The course is 12 weeks long. A significant, lastingNS change is not something that happens overnight but will take some time – it is not a resetting but a changing of the pattern in how you hold and react to stress. Participants commonly see concrete alterations in symptom portraits and in their stress response 3-4 weeks after starting.

Yes – and it does seem to be especially suited for those with symptoms lasting long-term. Chronic presentations frequently are rooted in deeply embedded nervous system patterns that drive them. The longer these patterns are in operation, the more apparent the pattern becomes during the assessment, and that’s so natural assessment isn’t so, so natural after all

Every week contains a weekly structure coaching session, a series of regulation practices to use with the body daily, food and lifestyle recommendations specific to that time period and access to written materials that support that week’s focus. Outside of sessions, there is about a 20- to 30-minute weekly time commitment to create real change, which is enough to create actual change but doesn’t need to overwhelm an already busy system.
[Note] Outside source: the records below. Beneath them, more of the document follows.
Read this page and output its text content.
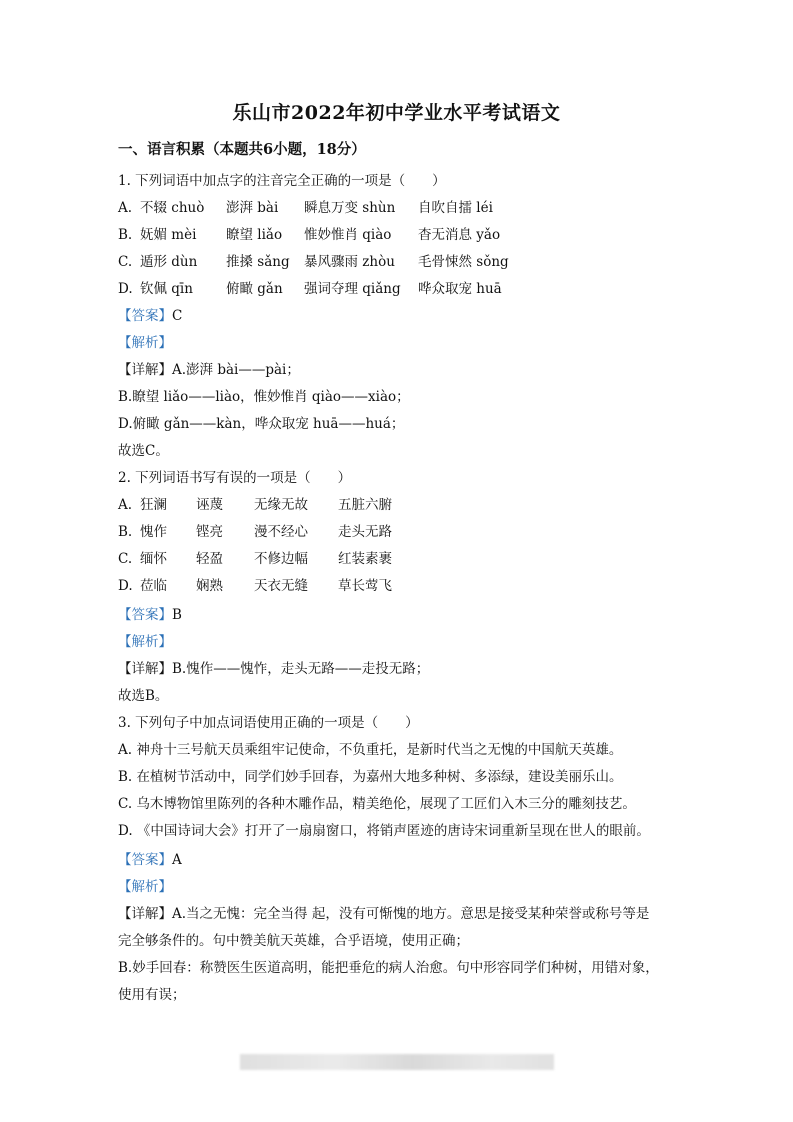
乐山市2022年初中学业水平考试语文
一、语言积累（本题共6小题，18分）
1. 下列词语中加点字的注音完全正确的一项是（　　）
A. 不辍 chuò 澎湃 bài 瞬息万变 shùn 自吹自擂 léi
B. 妩媚 mèi 瞭望 liǎo 惟妙惟肖 qiào 杳无消息 yǎo
C. 遁形 dùn 推搡 sǎng 暴风骤雨 zhòu 毛骨悚然 sǒng
D. 钦佩 qīn 俯瞰 gǎn 强词夺理 qiǎng 哗众取宠 huā
【答案】C
【解析】
【详解】A.澎湃 bài——pài；
B.瞭望 liǎo——liào，惟妙惟肖 qiào——xiào；
D.俯瞰 gǎn——kàn，哗众取宠 huā——huá；
故选C。
2. 下列词语书写有误的一项是（　　）
A. 狂澜 诬蔑 无缘无故 五脏六腑
B. 愧作 铿亮 漫不经心 走头无路
C. 缅怀 轻盈 不修边幅 红装素裹
D. 莅临 娴熟 天衣无缝 草长莺飞
【答案】B
【解析】
【详解】B.愧作——愧怍，走头无路——走投无路；
故选B。
3. 下列句子中加点词语使用正确的一项是（　　）
A. 神舟十三号航天员乘组牢记使命，不负重托，是新时代当之无愧的中国航天英雄。
B. 在植树节活动中，同学们妙手回春，为嘉州大地多种树、多添绿，建设美丽乐山。
C. 乌木博物馆里陈列的各种木雕作品，精美绝伦，展现了工匠们入木三分的雕刻技艺。
D. 《中国诗词大会》打开了一扇扇窗口，将销声匿迹的唐诗宋词重新呈现在世人的眼前。
【答案】A
【解析】
【详解】A.当之无愧：完全当得 起，没有可惭愧的地方。意思是接受某种荣誉或称号等是
完全够条件的。句中赞美航天英雄，合乎语境，使用正确；
B.妙手回春：称赞医生医道高明，能把垂危的病人治愈。句中形容同学们种树，用错对象，
使用有误；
Yes, in most cases. This program won’t conflict with any prescription drugs. Nutritional and supplemental recommendations are modified by prescription medications on intake. The rule of thumb is to let your prescribing physician know you are doing a systematic wellness program.

This is, of course, expected and one of the many things we carefully work with. The program will run at a reasonable rate for your system. We are not seeking to force into harder material before the tool of regulation in the nervous system is ready for the task! Safety is number one at ALL times. We sometimes slow down at points when the work is very activating and build capacity again before we do more.